Apesar das dificuldades na imunização, Santa Catarina mantém desempenho superior à média nacional, que está em 35%. A campanha termina no próximo domingo, dia 31, e a preocupação principal é acelerar a vacinação nos últimos dias.
“Reforçamos o pedido para que os municípios façam a busca ativa do público prioritário. Mesmo com o encerramento da campanha, é fundamental que a população continue procurando a vacina. Seguimos mobilizados para que os índices cresçam em todo o estado”, afirmou o secretário de Estado da Saúde, Diogo Demarchi.
Com a queda das temperaturas e o aumento da circulação de vírus respiratórios, a SES reforça a importância da imunização como principal forma de prevenção contra casos graves da doença. Uma nova remessa com 328 mil doses será distribuída às regiões de saúde nesta semana, ampliando o total recebido pelo estado para mais de 2 milhões de doses.
“Estamos entrando na fase final da campanha de vacinação contra a influenza e, infelizmente, as coberturas estão muito baixas. É importante reforçar que os grupos prioritários se vacinem o quanto antes. Temos observado um aumento dos casos de influenza no estado, além de hospitalizações e óbitos de crianças e idosos. A vacina é fundamental para reduzir os casos graves. Quanto antes as pessoas se vacinarem, mais cedo estarão protegidas”, destacou João Augusto Fuck, diretor da Diretoria de Vigilância Epidemiológica (DIVE).
Até o momento, menos de 40% do público prioritário foi imunizado em Santa Catarina.

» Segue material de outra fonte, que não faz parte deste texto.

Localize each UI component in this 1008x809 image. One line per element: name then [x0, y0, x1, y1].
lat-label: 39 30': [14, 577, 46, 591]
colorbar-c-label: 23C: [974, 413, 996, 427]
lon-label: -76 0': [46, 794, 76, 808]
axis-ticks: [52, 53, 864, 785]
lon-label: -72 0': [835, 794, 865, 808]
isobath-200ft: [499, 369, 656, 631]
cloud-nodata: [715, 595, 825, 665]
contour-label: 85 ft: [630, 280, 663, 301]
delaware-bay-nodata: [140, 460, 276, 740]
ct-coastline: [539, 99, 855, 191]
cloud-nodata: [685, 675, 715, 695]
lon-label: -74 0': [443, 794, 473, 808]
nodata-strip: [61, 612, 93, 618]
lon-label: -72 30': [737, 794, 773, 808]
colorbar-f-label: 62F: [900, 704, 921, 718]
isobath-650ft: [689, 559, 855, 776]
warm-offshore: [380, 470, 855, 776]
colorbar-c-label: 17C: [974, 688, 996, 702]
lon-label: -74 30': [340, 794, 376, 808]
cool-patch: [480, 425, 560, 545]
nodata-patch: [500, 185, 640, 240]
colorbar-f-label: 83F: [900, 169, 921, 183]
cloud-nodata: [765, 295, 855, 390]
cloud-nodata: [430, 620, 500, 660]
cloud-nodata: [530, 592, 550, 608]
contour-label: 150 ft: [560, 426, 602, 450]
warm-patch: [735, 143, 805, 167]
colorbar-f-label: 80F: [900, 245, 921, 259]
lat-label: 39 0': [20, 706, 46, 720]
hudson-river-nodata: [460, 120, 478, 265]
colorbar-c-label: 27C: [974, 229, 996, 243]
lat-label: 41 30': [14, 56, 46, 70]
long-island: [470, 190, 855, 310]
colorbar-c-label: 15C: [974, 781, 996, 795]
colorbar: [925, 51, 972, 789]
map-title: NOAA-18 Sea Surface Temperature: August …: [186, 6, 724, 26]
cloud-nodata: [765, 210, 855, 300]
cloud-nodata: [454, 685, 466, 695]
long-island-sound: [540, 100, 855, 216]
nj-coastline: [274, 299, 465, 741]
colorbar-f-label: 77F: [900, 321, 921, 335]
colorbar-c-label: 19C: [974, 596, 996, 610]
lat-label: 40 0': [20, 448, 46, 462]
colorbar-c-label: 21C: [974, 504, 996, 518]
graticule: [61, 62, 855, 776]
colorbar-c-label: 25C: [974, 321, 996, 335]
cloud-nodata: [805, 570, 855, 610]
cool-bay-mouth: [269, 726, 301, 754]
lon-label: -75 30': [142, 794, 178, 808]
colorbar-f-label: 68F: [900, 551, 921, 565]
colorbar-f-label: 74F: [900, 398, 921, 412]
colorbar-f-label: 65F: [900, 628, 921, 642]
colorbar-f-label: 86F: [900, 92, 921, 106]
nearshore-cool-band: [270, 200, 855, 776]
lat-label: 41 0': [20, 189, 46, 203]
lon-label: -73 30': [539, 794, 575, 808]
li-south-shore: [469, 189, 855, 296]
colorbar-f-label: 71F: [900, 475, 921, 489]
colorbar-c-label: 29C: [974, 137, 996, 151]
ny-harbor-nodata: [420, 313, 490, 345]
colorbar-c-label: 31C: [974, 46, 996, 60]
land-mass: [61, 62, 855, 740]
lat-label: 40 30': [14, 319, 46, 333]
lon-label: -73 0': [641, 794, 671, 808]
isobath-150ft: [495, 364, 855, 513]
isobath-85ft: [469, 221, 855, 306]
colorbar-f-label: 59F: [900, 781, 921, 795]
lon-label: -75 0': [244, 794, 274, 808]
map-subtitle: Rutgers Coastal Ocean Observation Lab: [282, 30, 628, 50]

O grupo inclui idosos, gestantes, crianças pequenas, pessoas com comorbidades e outros perfis considerados mais vulneráveis às complicações da gripe.
Entre os idosos, a cobertura ultrapassa 41%, enquanto entre crianças de 6 meses a menores de 6 anos o índice não chega a 25%. A SES reforça que a baixa adesão aumenta o risco de internações e agravamento de quadros respiratórios neste período do ano.
Mesmo com a campanha na reta final, a orientação é que o público prioritário procure as unidades de saúde. Em 2026, já foram registradas 600 hospitalizações por influenza no estado, além de 125 internações em UTI e 50 mortes, números que reforçam o impacto da doença.
A vacinação faz parte das ações do Governo do Estado para reduzir casos graves, internações e mortes por doenças respiratórias no inverno. Além da imunização, a SES orienta cuidados básicos como higiene das mãos, etiqueta respiratória e isolamento em caso de sintomas gripais.